Graeber and Wengrow take issue with the narrative of inevitability in the route to modern civilisation. In part this is based on the observation that many “events”, such as the adoption of agriculture, weren’t “events” at all, but happened over a period of centuries, were unevenly adopted and frequently rolled-back. Their central theme is that it’s a mistake to think of early civilisations as blank canvases in which nothing political happened: that’s an assumption, and not one supported in any way by the physical or even the literary evidence.
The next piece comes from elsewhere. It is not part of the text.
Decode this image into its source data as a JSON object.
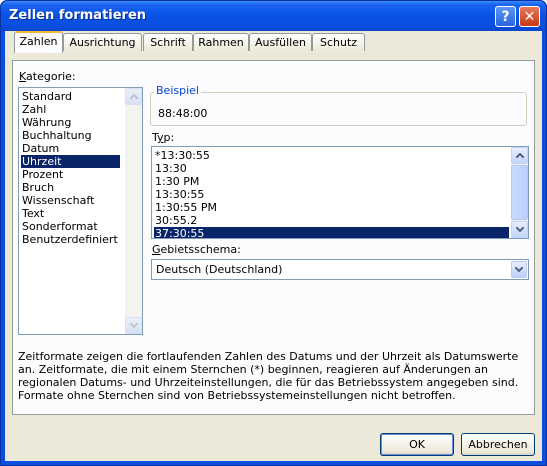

They frame their ideas of liberty around three freedoms: freedom to move, freedom to disobey the orders of others, and freedom to re-imagine society. (The last is obviously very different and more abstract than the first two.) They contend that modern societies have become “stuck” without these freedoms as a matter of choice, not of historical inevitability.

It’s a persuasive narrative, impeded slightly by the very wealth of detail they marshall in its support. And there are some crious omissions: no consideration of anarchy or Kropotkin’s Mutual Aid, and (more surprisingly) no reference to Isiah Berlin’s Two Concepts of Liberty, although his ideas are clearly part of their intellectual background. Still, this is an intensely political book that deserves a wide reading, if only to defeat the notion that we’ve somehow arrived at a civilisational peak from which there’s no sense in deviating.

4/5. Finished Sunday 5 February, 2023.